海外ローカルスタッフとは、海外の事業所やプロジェクトにおいて、その国や地域の現地で採用された従業員のことを指します。海外事業の展開に際し、現地に根差した洞察力と適応能力を兼ね備えたローカルスタッフの役割は、本社から派遣された駐在員やエクスパット(海外赴任者)と協力しながら、企業の現地でのビジネスや事業などの展開をサポートします。現代におけるグローバル化の進展は、企業にとって、異文化間の橋渡しとして機能する人材の確保を一層重要な課題へと押し上げています。この点で、ローカルスタッフはその土地特有の言語、文化、ビジネス習慣に精通していることから、企業にとって計り知れない価値を持つと言えるでしょう。

ローカルスタッフが持つ豊富な地域知識と経験は、業務の効率化を図るだけに留まらず、グローバル企業が地域コミュニティとの信頼関係を築き上げる上で中心的な役割を果たします。彼らは、企業の理念を現地の文化的背景に適合させて伝達し、地域の要望に応えうるサービスを展開することにより、企業の持続可能な発展を支える重要な存在となるのです。

これらの考察から明らかなように、ローカルスタッフの能力開発とキャリアパスの提供への投資は、人材育成の視点からも極めて重要です。彼らの潜在能力を最大限に活用し、地域コミュニティと企業との間の架け橋としての役割を果たせるよう援助することが、グローバル企業が求める多元的な組織を構築する上で必要な戦略です。

概括的に、ローカルスタッフは海外事業における単なる一要素にとどまらず、地域における企業の成長及びブランドイメージの確立において中心的な役割を果たす存在であります。彼らへの適切なサポートと育成が、企業のグローバル競争力向上の鍵を握ることに他なりません。

2.日系グローバル企業における現地ローカルスタッフの人材育成・選抜の現状について

日系グローバル企業における現地ローカルスタッフの人材育成と選抜は、組織の国際化戦略の中核を形成します。グローバルな視野を持ち、多様な文化的背景を理解し、活用する能力を有する人材は、海外市場での事業展開にとって非常に重要です。日本在外企業協会による「第12回 日系企業における経営のグローバル化に関するアンケート」調査結果からも、多くの日系企業がグローバル経営体制の構築に努めており、ローカルスタッフの重要性が再認識されています。

グローバル経営体制において、多様な運営モデルが採用されています。これは、柔軟性と効率性を追求する日系企業の姿勢を反映しています。特に、サプライチェーンのグローバル化においては、効率性の追求とローカル適合のバランスが重要とされ、これには現地ローカルスタッフの専門知識と技能が欠かせません。

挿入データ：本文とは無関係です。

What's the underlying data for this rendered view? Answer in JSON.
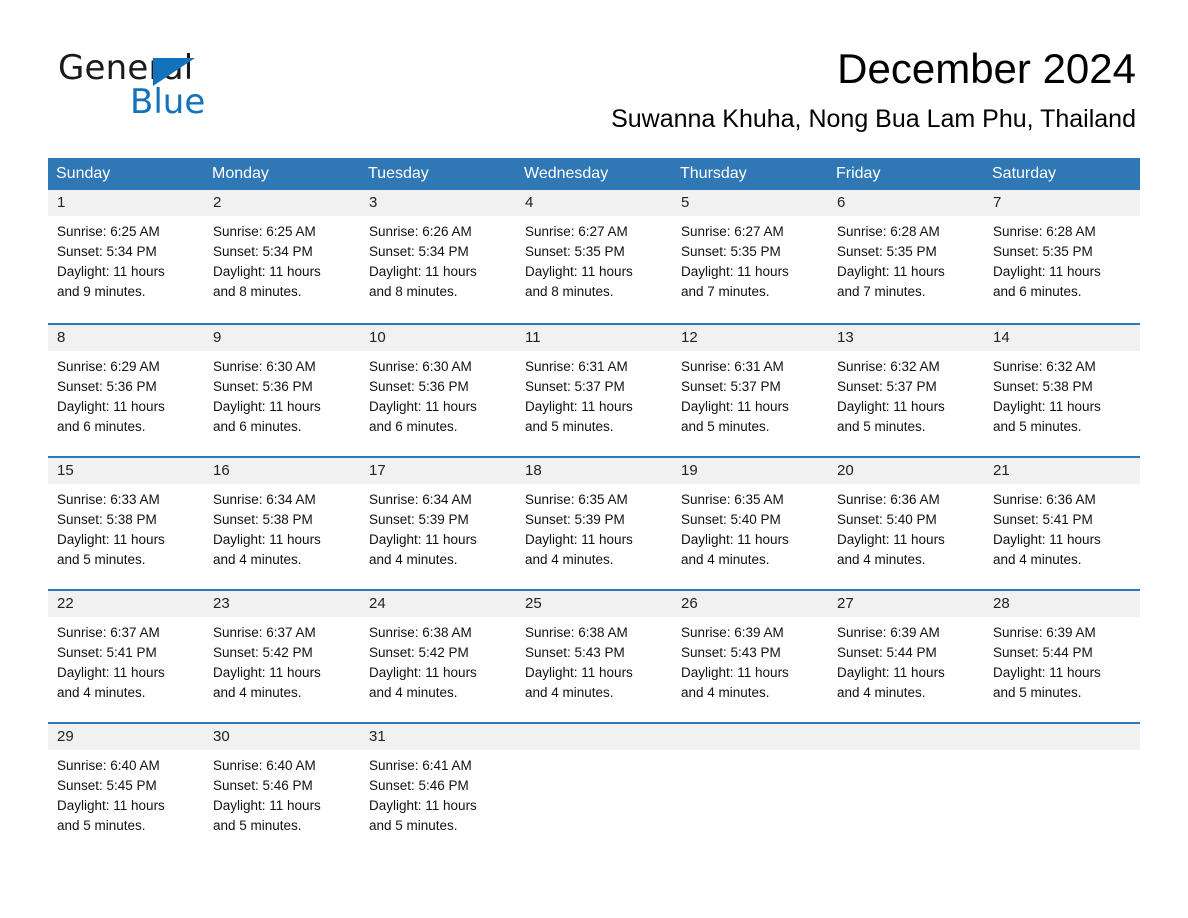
{
  "brand": {
    "name_part1": "General",
    "name_part2": "Blue",
    "triangle_color": "#1272bb"
  },
  "header": {
    "title": "December 2024",
    "subtitle": "Suwanna Khuha, Nong Bua Lam Phu, Thailand"
  },
  "theme": {
    "header_blue": "#2f77b5",
    "date_band_gray": "#f1f1f1",
    "logo_blue": "#1272bb"
  },
  "weekdays": [
    "Sunday",
    "Monday",
    "Tuesday",
    "Wednesday",
    "Thursday",
    "Friday",
    "Saturday"
  ],
  "weeks": [
    [
      {
        "day": "1",
        "sunrise": "Sunrise: 6:25 AM",
        "sunset": "Sunset: 5:34 PM",
        "daylight_line1": "Daylight: 11 hours",
        "daylight_line2": "and 9 minutes."
      },
      {
        "day": "2",
        "sunrise": "Sunrise: 6:25 AM",
        "sunset": "Sunset: 5:34 PM",
        "daylight_line1": "Daylight: 11 hours",
        "daylight_line2": "and 8 minutes."
      },
      {
        "day": "3",
        "sunrise": "Sunrise: 6:26 AM",
        "sunset": "Sunset: 5:34 PM",
        "daylight_line1": "Daylight: 11 hours",
        "daylight_line2": "and 8 minutes."
      },
      {
        "day": "4",
        "sunrise": "Sunrise: 6:27 AM",
        "sunset": "Sunset: 5:35 PM",
        "daylight_line1": "Daylight: 11 hours",
        "daylight_line2": "and 8 minutes."
      },
      {
        "day": "5",
        "sunrise": "Sunrise: 6:27 AM",
        "sunset": "Sunset: 5:35 PM",
        "daylight_line1": "Daylight: 11 hours",
        "daylight_line2": "and 7 minutes."
      },
      {
        "day": "6",
        "sunrise": "Sunrise: 6:28 AM",
        "sunset": "Sunset: 5:35 PM",
        "daylight_line1": "Daylight: 11 hours",
        "daylight_line2": "and 7 minutes."
      },
      {
        "day": "7",
        "sunrise": "Sunrise: 6:28 AM",
        "sunset": "Sunset: 5:35 PM",
        "daylight_line1": "Daylight: 11 hours",
        "daylight_line2": "and 6 minutes."
      }
    ],
    [
      {
        "day": "8",
        "sunrise": "Sunrise: 6:29 AM",
        "sunset": "Sunset: 5:36 PM",
        "daylight_line1": "Daylight: 11 hours",
        "daylight_line2": "and 6 minutes."
      },
      {
        "day": "9",
        "sunrise": "Sunrise: 6:30 AM",
        "sunset": "Sunset: 5:36 PM",
        "daylight_line1": "Daylight: 11 hours",
        "daylight_line2": "and 6 minutes."
      },
      {
        "day": "10",
        "sunrise": "Sunrise: 6:30 AM",
        "sunset": "Sunset: 5:36 PM",
        "daylight_line1": "Daylight: 11 hours",
        "daylight_line2": "and 6 minutes."
      },
      {
        "day": "11",
        "sunrise": "Sunrise: 6:31 AM",
        "sunset": "Sunset: 5:37 PM",
        "daylight_line1": "Daylight: 11 hours",
        "daylight_line2": "and 5 minutes."
      },
      {
        "day": "12",
        "sunrise": "Sunrise: 6:31 AM",
        "sunset": "Sunset: 5:37 PM",
        "daylight_line1": "Daylight: 11 hours",
        "daylight_line2": "and 5 minutes."
      },
      {
        "day": "13",
        "sunrise": "Sunrise: 6:32 AM",
        "sunset": "Sunset: 5:37 PM",
        "daylight_line1": "Daylight: 11 hours",
        "daylight_line2": "and 5 minutes."
      },
      {
        "day": "14",
        "sunrise": "Sunrise: 6:32 AM",
        "sunset": "Sunset: 5:38 PM",
        "daylight_line1": "Daylight: 11 hours",
        "daylight_line2": "and 5 minutes."
      }
    ],
    [
      {
        "day": "15",
        "sunrise": "Sunrise: 6:33 AM",
        "sunset": "Sunset: 5:38 PM",
        "daylight_line1": "Daylight: 11 hours",
        "daylight_line2": "and 5 minutes."
      },
      {
        "day": "16",
        "sunrise": "Sunrise: 6:34 AM",
        "sunset": "Sunset: 5:38 PM",
        "daylight_line1": "Daylight: 11 hours",
        "daylight_line2": "and 4 minutes."
      },
      {
        "day": "17",
        "sunrise": "Sunrise: 6:34 AM",
        "sunset": "Sunset: 5:39 PM",
        "daylight_line1": "Daylight: 11 hours",
        "daylight_line2": "and 4 minutes."
      },
      {
        "day": "18",
        "sunrise": "Sunrise: 6:35 AM",
        "sunset": "Sunset: 5:39 PM",
        "daylight_line1": "Daylight: 11 hours",
        "daylight_line2": "and 4 minutes."
      },
      {
        "day": "19",
        "sunrise": "Sunrise: 6:35 AM",
        "sunset": "Sunset: 5:40 PM",
        "daylight_line1": "Daylight: 11 hours",
        "daylight_line2": "and 4 minutes."
      },
      {
        "day": "20",
        "sunrise": "Sunrise: 6:36 AM",
        "sunset": "Sunset: 5:40 PM",
        "daylight_line1": "Daylight: 11 hours",
        "daylight_line2": "and 4 minutes."
      },
      {
        "day": "21",
        "sunrise": "Sunrise: 6:36 AM",
        "sunset": "Sunset: 5:41 PM",
        "daylight_line1": "Daylight: 11 hours",
        "daylight_line2": "and 4 minutes."
      }
    ],
    [
      {
        "day": "22",
        "sunrise": "Sunrise: 6:37 AM",
        "sunset": "Sunset: 5:41 PM",
        "daylight_line1": "Daylight: 11 hours",
        "daylight_line2": "and 4 minutes."
      },
      {
        "day": "23",
        "sunrise": "Sunrise: 6:37 AM",
        "sunset": "Sunset: 5:42 PM",
        "daylight_line1": "Daylight: 11 hours",
        "daylight_line2": "and 4 minutes."
      },
      {
        "day": "24",
        "sunrise": "Sunrise: 6:38 AM",
        "sunset": "Sunset: 5:42 PM",
        "daylight_line1": "Daylight: 11 hours",
        "daylight_line2": "and 4 minutes."
      },
      {
        "day": "25",
        "sunrise": "Sunrise: 6:38 AM",
        "sunset": "Sunset: 5:43 PM",
        "daylight_line1": "Daylight: 11 hours",
        "daylight_line2": "and 4 minutes."
      },
      {
        "day": "26",
        "sunrise": "Sunrise: 6:39 AM",
        "sunset": "Sunset: 5:43 PM",
        "daylight_line1": "Daylight: 11 hours",
        "daylight_line2": "and 4 minutes."
      },
      {
        "day": "27",
        "sunrise": "Sunrise: 6:39 AM",
        "sunset": "Sunset: 5:44 PM",
        "daylight_line1": "Daylight: 11 hours",
        "daylight_line2": "and 4 minutes."
      },
      {
        "day": "28",
        "sunrise": "Sunrise: 6:39 AM",
        "sunset": "Sunset: 5:44 PM",
        "daylight_line1": "Daylight: 11 hours",
        "daylight_line2": "and 5 minutes."
      }
    ],
    [
      {
        "day": "29",
        "sunrise": "Sunrise: 6:40 AM",
        "sunset": "Sunset: 5:45 PM",
        "daylight_line1": "Daylight: 11 hours",
        "daylight_line2": "and 5 minutes."
      },
      {
        "day": "30",
        "sunrise": "Sunrise: 6:40 AM",
        "sunset": "Sunset: 5:46 PM",
        "daylight_line1": "Daylight: 11 hours",
        "daylight_line2": "and 5 minutes."
      },
      {
        "day": "31",
        "sunrise": "Sunrise: 6:41 AM",
        "sunset": "Sunset: 5:46 PM",
        "daylight_line1": "Daylight: 11 hours",
        "daylight_line2": "and 5 minutes."
      },
      {
        "day": "",
        "sunrise": "",
        "sunset": "",
        "daylight_line1": "",
        "daylight_line2": ""
      },
      {
        "day": "",
        "sunrise": "",
        "sunset": "",
        "daylight_line1": "",
        "daylight_line2": ""
      },
      {
        "day": "",
        "sunrise": "",
        "sunset": "",
        "daylight_line1": "",
        "daylight_line2": ""
      },
      {
        "day": "",
        "sunrise": "",
        "sunset": "",
        "daylight_line1": "",
        "daylight_line2": ""
      }
    ]
  ]
}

ローカルスタッフの選抜には、グローバル人材の確保と育成が最大の課題です。現地管理職の育成は特に重視されており、グローバル化を推進する上で中心的な役割を果たしています。ローカルスタッフの育成方法は多岐にわたり、OJTやメンターシッププログラム、日本本社での研修などを通じて、ローカルスタッフは日系企業のビジネス慣習を学び、自己の技能とキャリアを成長させる機会を得ています。これらの取り組みは、ローカルスタッフを企業の持続可能な成長を支える重要な資源として位置づけています。

また、ローカルスタッフの選抜と育成においては、日本本社における外国籍人材の状況も注目されています。外国籍役員の存在や外国籍社員の採用は、企業の国際的な視野と多様性を強化するための要件です。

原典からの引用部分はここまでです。